Renewed, Day 19, Moving Forward

I am so glad that I’ve had these past few weeks of Christmas and all of the busy-ness that goes with the December seasonal activities. I had made it half-way through this day’s devotional and just wasn’t at the place to be able to process and write about it until now. We had been presented with fresh offenses and had to take the time to work through the initial dismay, pain, and frustration. It was a current lesson that I was struggling to get through.

My perfectionistic nature that frequently comes out to play, is often conflicted with wanting to be an expert on things and yet still very much learning the ropes. Do I have anything to teach anyone? Maybe or maybe-not, but I do have a voice. I know a silent majority of people who refuse to talk about how they feel or what they think about the tough things they go through. They withdraw and only portray the positive. In my depressed or anxious states, that leaves me feeling guilty, ashamed, and so ‘less-than-enough’. Either they have layered up enough that those negative feelings/thoughts are not going to ever get out, or they haveĀ  learned a secret that I am forever chasing. I wish that I could catch up to that secret and swallow it deep inside my soul. Would it fill the cavern for happiness and contentment? I have too many voices that drown out my own. Too many that talk all at once. Where is the truth?

I fall back on what God spoke to my tender, 18 year old heart, “…commit your ways to Me and I will lead you to unknown joy and love.” Stay close to God, obey Him, follow Him, and He will fill my heart with the soul-filling love and joy that I so desperately long for. He will be enough for my less-than-enough. On Him I can depend.

In these days with struggling to forgive those who deliberately betray, hurt, attempt to punish and drive us away, I trust that He has called us to be here, and He will daily sustain us.

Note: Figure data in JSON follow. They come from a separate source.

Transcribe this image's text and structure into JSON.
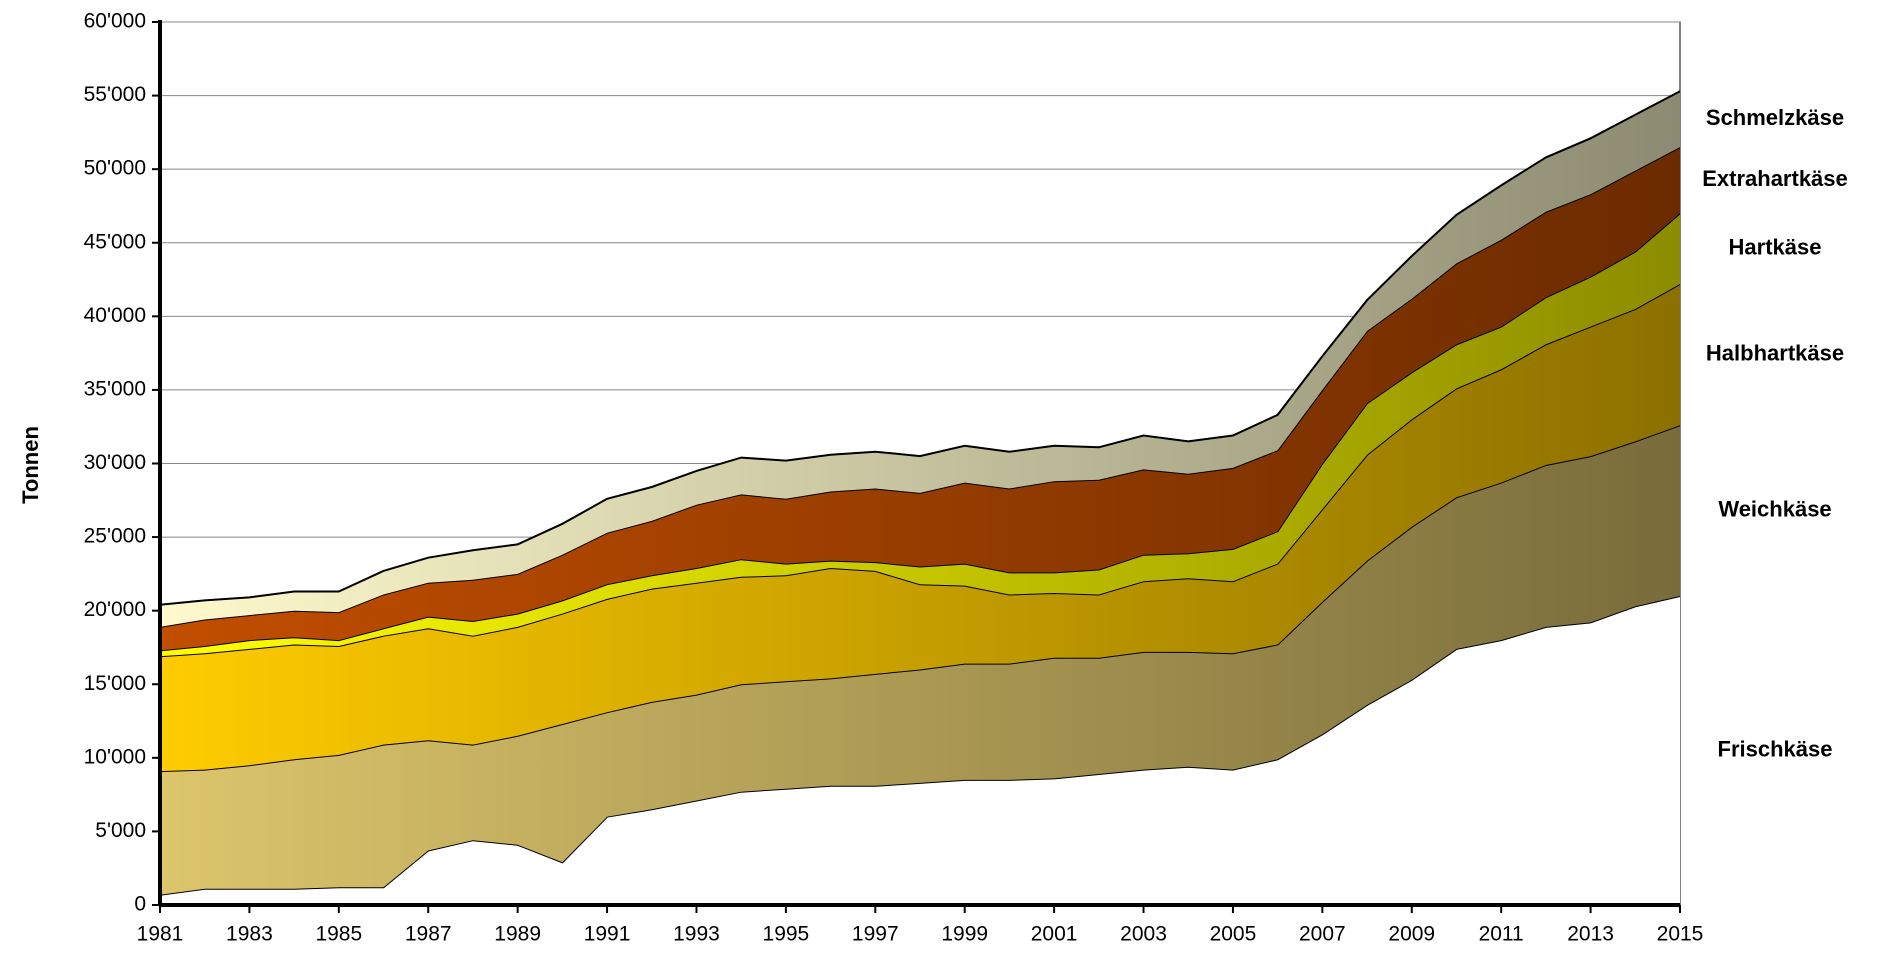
{
  "chart_data": {
    "type": "stacked_area",
    "y_label": "Tonnen",
    "x": [
      1981,
      1982,
      1983,
      1984,
      1985,
      1986,
      1987,
      1988,
      1989,
      1990,
      1991,
      1992,
      1993,
      1994,
      1995,
      1996,
      1997,
      1998,
      1999,
      2000,
      2001,
      2002,
      2003,
      2004,
      2005,
      2006,
      2007,
      2008,
      2009,
      2010,
      2011,
      2012,
      2013,
      2014,
      2015
    ],
    "xlim": [
      1981,
      2015
    ],
    "xticks": [
      1981,
      1983,
      1985,
      1987,
      1989,
      1991,
      1993,
      1995,
      1997,
      1999,
      2001,
      2003,
      2005,
      2007,
      2009,
      2011,
      2013,
      2015
    ],
    "ylim": [
      0,
      60000
    ],
    "yticks": [
      0,
      {
        "value": 5000,
        "label": "5'000"
      },
      {
        "value": 10000,
        "label": "10'000"
      },
      {
        "value": 15000,
        "label": "15'000"
      },
      {
        "value": 20000,
        "label": "20'000"
      },
      {
        "value": 25000,
        "label": "25'000"
      },
      {
        "value": 30000,
        "label": "30'000"
      },
      {
        "value": 35000,
        "label": "35'000"
      },
      {
        "value": 40000,
        "label": "40'000"
      },
      {
        "value": 45000,
        "label": "45'000"
      },
      {
        "value": 50000,
        "label": "50'000"
      },
      {
        "value": 55000,
        "label": "55'000"
      },
      {
        "value": 60000,
        "label": "60'000"
      }
    ],
    "grid": true,
    "gradient": true,
    "series": [
      {
        "name": "Frischkäse",
        "color": "#ffffff",
        "values": [
          700,
          1100,
          1100,
          1100,
          1200,
          1200,
          3700,
          4400,
          4100,
          2900,
          6000,
          6500,
          7100,
          7700,
          7900,
          8100,
          8100,
          8300,
          8500,
          8500,
          8600,
          8900,
          9200,
          9400,
          9200,
          9900,
          11600,
          13600,
          15300,
          17400,
          18000,
          18900,
          19200,
          20300,
          21000
        ]
      },
      {
        "name": "Weichkäse",
        "color": "#dcc56c",
        "values": [
          8400,
          8100,
          8400,
          8800,
          9000,
          9700,
          7500,
          6500,
          7400,
          9400,
          7100,
          7300,
          7200,
          7300,
          7300,
          7300,
          7600,
          7700,
          7900,
          7900,
          8200,
          7900,
          8000,
          7800,
          7900,
          7800,
          9000,
          9800,
          10400,
          10300,
          10700,
          11000,
          11300,
          11200,
          11600
        ]
      },
      {
        "name": "Halbhartkäse",
        "color": "#ffcc00",
        "values": [
          7800,
          7900,
          7900,
          7800,
          7400,
          7400,
          7600,
          7400,
          7400,
          7500,
          7700,
          7700,
          7600,
          7300,
          7200,
          7500,
          7000,
          5800,
          5300,
          4700,
          4400,
          4300,
          4800,
          5000,
          4900,
          5500,
          6300,
          7200,
          7300,
          7400,
          7700,
          8200,
          8800,
          9000,
          9600
        ]
      },
      {
        "name": "Hartkäse",
        "color": "#ffff00",
        "values": [
          400,
          500,
          600,
          500,
          400,
          500,
          800,
          1000,
          900,
          900,
          1000,
          900,
          1000,
          1200,
          800,
          500,
          600,
          1200,
          1500,
          1500,
          1400,
          1700,
          1800,
          1700,
          2200,
          2200,
          3100,
          3500,
          3200,
          3000,
          2900,
          3200,
          3400,
          3900,
          4800
        ]
      },
      {
        "name": "Extrahartkäse",
        "color": "#c24e00",
        "values": [
          1600,
          1800,
          1700,
          1800,
          1900,
          2300,
          2300,
          2800,
          2700,
          3100,
          3500,
          3700,
          4300,
          4400,
          4400,
          4700,
          5000,
          5000,
          5500,
          5700,
          6200,
          6100,
          5800,
          5400,
          5500,
          5500,
          5000,
          4900,
          5000,
          5500,
          5900,
          5800,
          5600,
          5500,
          4500
        ]
      },
      {
        "name": "Schmelzkäse",
        "color": "#fffacd",
        "values": [
          1500,
          1300,
          1200,
          1300,
          1400,
          1600,
          1700,
          2000,
          2000,
          2100,
          2300,
          2300,
          2300,
          2500,
          2600,
          2500,
          2500,
          2500,
          2500,
          2500,
          2400,
          2200,
          2300,
          2200,
          2200,
          2400,
          2300,
          2100,
          2900,
          3300,
          3700,
          3700,
          3800,
          3800,
          3800
        ]
      }
    ]
  }
}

Where did the Angel of the Lord go when travelling with the Israelites? When they stopped to make camp, did the Angel disappear or did he stay alert on the edges of camp to protect them? Did they ever get used to seeing the cloud of smoke, hovering over the tabernacle? Did they become so familiar with the Holy among them, that they took His presence for granted? Do I?

Angel of the Lord

Leah Powers encourages us to to ask God for the wisdom we need in navigating the rough waters of forgiveness, reconciliation, brokenness and boundaries. “The best thing for us to do in these situations is to ask, “Lord, what does this relationship need to look like now? What do my boundaries need to be with this person? How much access can I safely grant this person in my life?”

As we work through these difficult questions, remember that love and honor are free. Trust and respect are earned. There may be people in our lives whom we grant love and forgiveness and honor as God’s creation but can’t trust with our lives and hearts because they have demonstrated they cannot handle that responsibility.” (Renewed, pg 77)

My responsibility is to live at peace with all men, as best I can. Forging out a path through the deceit, darkness of heart and actions of those who struggle against me requires that I look to the Light. He will guide my way through this wilderness. He will protect me when I need to rest. He will deliver me. His holiness is both my shield and sustenance. May I not take His presence for granted.